Santa Clarita Diet es el nombre de la nueva serie de humor negro de Netflix, estelarizada por Drew Barrymore y Timothy Olyphant, en donde la vida de una familia de los suburbios se ve en serios aprietos cuando la madre se convierte en un zombi.

El programa de TV consta de 10 capítulos de media hora y si bien mantiene un tono ligero durante todos los episodios, por debajo del agua, parte de una crítica a la vida de los suburbios en Estados Unidos. Todo producto cultural de zombis debe tener algo de crítica social y Santa Clarita Diet tiene la dosis justa, de manera que no se convierte en algo pretencioso.

La serie de TV gira en torno a Sheila (Barrymore) y a Joel Hammond (Olyphant), una pareja aburrida que se dedica al negocio de Bienes Raíces, viven en una hermosa casa en los suburbios con una bella hija adolescente Abby (Liv Hewson).
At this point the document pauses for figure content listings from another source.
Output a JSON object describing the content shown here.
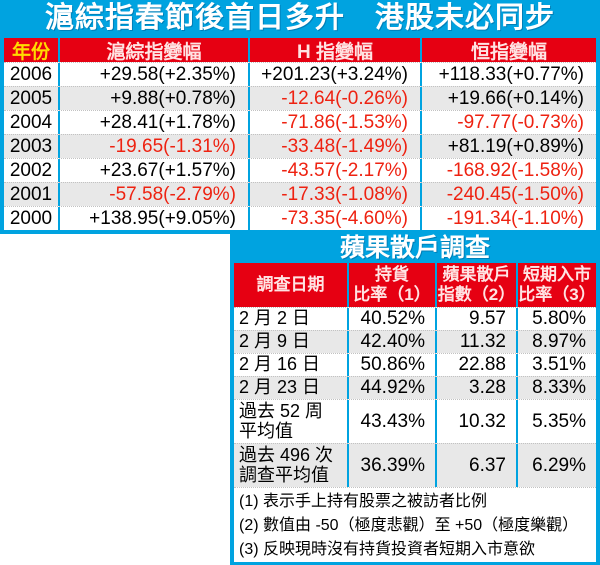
{
  "colors": {
    "accent_blue": "#00a3e0",
    "header_red": "#e60012",
    "year_header_yellow": "#ffdc00",
    "header_text_pink": "#ffe3e3",
    "negative_value_red": "#ee2211",
    "alt_row_gray": "#e8e8e8"
  },
  "chart_data": [
    {
      "type": "table",
      "title": "滬綜指春節後首日多升　港股未必同步",
      "columns": [
        "年份",
        "滬綜指變幅",
        "H 指變幅",
        "恒指變幅"
      ],
      "rows": [
        [
          "2006",
          "+29.58(+2.35%)",
          "+201.23(+3.24%)",
          "+118.33(+0.77%)"
        ],
        [
          "2005",
          "+9.88(+0.78%)",
          "-12.64(-0.26%)",
          "+19.66(+0.14%)"
        ],
        [
          "2004",
          "+28.41(+1.78%)",
          "-71.86(-1.53%)",
          "-97.77(-0.73%)"
        ],
        [
          "2003",
          "-19.65(-1.31%)",
          "-33.48(-1.49%)",
          "+81.19(+0.89%)"
        ],
        [
          "2002",
          "+23.67(+1.57%)",
          "-43.57(-2.17%)",
          "-168.92(-1.58%)"
        ],
        [
          "2001",
          "-57.58(-2.79%)",
          "-17.33(-1.08%)",
          "-240.45(-1.50%)"
        ],
        [
          "2000",
          "+138.95(+9.05%)",
          "-73.35(-4.60%)",
          "-191.34(-1.10%)"
        ]
      ]
    },
    {
      "type": "table",
      "title": "蘋果散戶調查",
      "columns": [
        "調查日期",
        "持貨\n比率（1）",
        "蘋果散戶\n指數（2）",
        "短期入市\n比率（3）"
      ],
      "rows": [
        [
          "2 月 2 日",
          "40.52%",
          "9.57",
          "5.80%"
        ],
        [
          "2 月 9 日",
          "42.40%",
          "11.32",
          "8.97%"
        ],
        [
          "2 月 16 日",
          "50.86%",
          "22.88",
          "3.51%"
        ],
        [
          "2 月 23 日",
          "44.92%",
          "3.28",
          "8.33%"
        ],
        [
          "過去 52 周\n平均值",
          "43.43%",
          "10.32",
          "5.35%"
        ],
        [
          "過去 496 次\n調查平均值",
          "36.39%",
          "6.37",
          "6.29%"
        ]
      ],
      "footnotes": [
        "(1) 表示手上持有股票之被訪者比例",
        "(2) 數值由 -50（極度悲觀）至 +50（極度樂觀）",
        "(3) 反映現時沒有持貨投資者短期入市意欲"
      ]
    }
  ]
}
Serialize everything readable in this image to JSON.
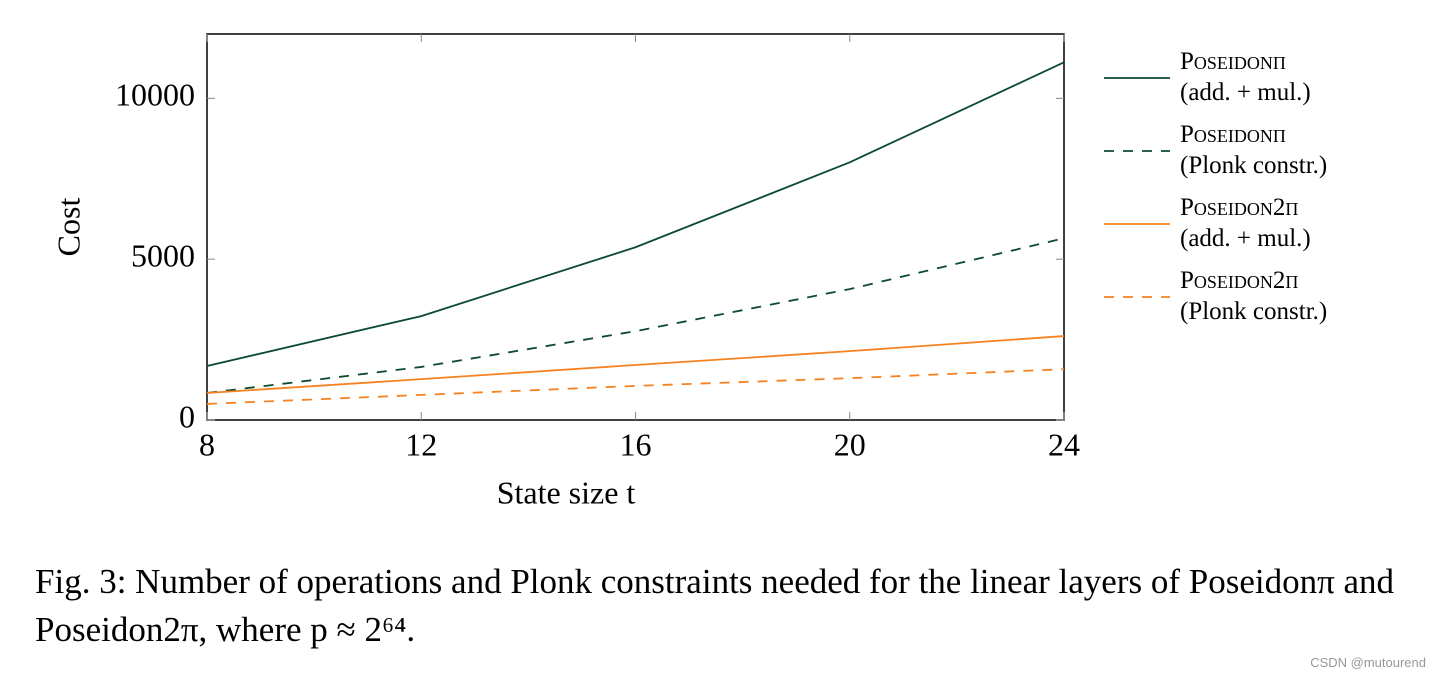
{
  "chart_data": {
    "type": "line",
    "x_label": "State size t",
    "y_label": "Cost",
    "x": [
      8,
      12,
      16,
      20,
      24
    ],
    "xlim": [
      8,
      24
    ],
    "xticks": [
      8,
      12,
      16,
      20,
      24
    ],
    "ylim": [
      0,
      12000
    ],
    "yticks": [
      0,
      5000,
      10000
    ],
    "legend": "outside-right",
    "series": [
      {
        "name": "Poseidonπ\n(add. + mul.)",
        "color": "#0b4a2f",
        "dashed": false,
        "values": [
          1680,
          3230,
          5370,
          8010,
          11120
        ]
      },
      {
        "name": "Poseidonπ\n(Plonk constr.)",
        "color": "#0b4a2f",
        "dashed": true,
        "values": [
          840,
          1650,
          2760,
          4070,
          5650
        ]
      },
      {
        "name": "Poseidon2π\n(add. + mul.)",
        "color": "#f58220",
        "dashed": false,
        "values": [
          840,
          1270,
          1710,
          2140,
          2610
        ]
      },
      {
        "name": "Poseidon2π\n(Plonk constr.)",
        "color": "#f58220",
        "dashed": true,
        "values": [
          500,
          780,
          1060,
          1300,
          1580
        ]
      }
    ],
    "caption": "Fig. 3: Number of operations and Plonk constraints needed for the linear layers of Poseidonπ and Poseidon2π, where p ≈ 2⁶⁴.",
    "watermark": "CSDN @mutourend"
  }
}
Por cierto, Santa Clarita es la comunidad donde viven.

Sheila y Joel están tan absortos en su trabajo y estilo de vida que la rutina los ha vuelto aburridos o una especie de zombis que hacen todo de manera automática. Sin embargo, un buen día, mientras la pareja está mostrando una casa, Sheila comienza a vomitar hasta morir, literalmente. La cuestión es que el regreso de Sheila es tan rápido que nadie sabe el porqué.

Joel y Abby buscan los latidos de Sheila pero no encuentran nada. Por mientras, Sheila descubre que si se corta la mano, la sangre es como una especie de mole, al tiempo que se la pasa comiendo carne cruda. Pero hay otros beneficios, resulta que su apetito sexual ha despertado y también sus ganas de ir de fiesta. Posteriormente, el hijo nerd y creepy de la vecina llamado Eric (Skyler Gisondo), corrobora la situación: Sheila es un zombi.

Cuando Abby y Joel creen que las cosas no podrían estar peor, a Sheila se le ocurre comerse a un vecino, también compañero de trabajo, que buscaba acostarse con ella. A partir de este momento, los Hammond buscarán la forma de lidiar con esta nueva situación para continuar con su vida normal y con su relación de pareja.

Paradójicamente, es un muerto viviente el que les recuerda cómo deberían vivir, desgraciadamente Sheila va perdiendo control de sus impulsos poco a poco, lo cual complica la situación, pero Joel confía en que la ciencia o algún antiguo libro esotérico puedan contener una respuesta que los lleve a la cura.

Santa Clarita Diet es sobre una familia aburrida de los suburbios que necesita revalorar su vida, pero también habla sobre las relaciones de pareja y cómo se van deteriorando, sobre adolescencia (vemos también los problemas de Abby) y de cómo encontrar su propia voz, y al mismo tiempo es una serie un poco escatológica, ingeniosa y un poco boba donde una pareja torpe intenta llevar un estilo de vida que no puede justificarse porque estamos hablando de una zombi que requiere de carne humana para seguir adelante, y evidentemente cada movimiento absurdo que hacen genera un problema que deberán arreglar.

Si hay algo que reclamar a Santa Clarita Diet es que tiene muchas escenas gore que para algunos podrían resultar desagradables, y a veces pueden pasarse de simplones en su humor, pero en un balance general la serie es bastante buena, de lo más interesante en cuanto a producciones originales de Netflix se refiere.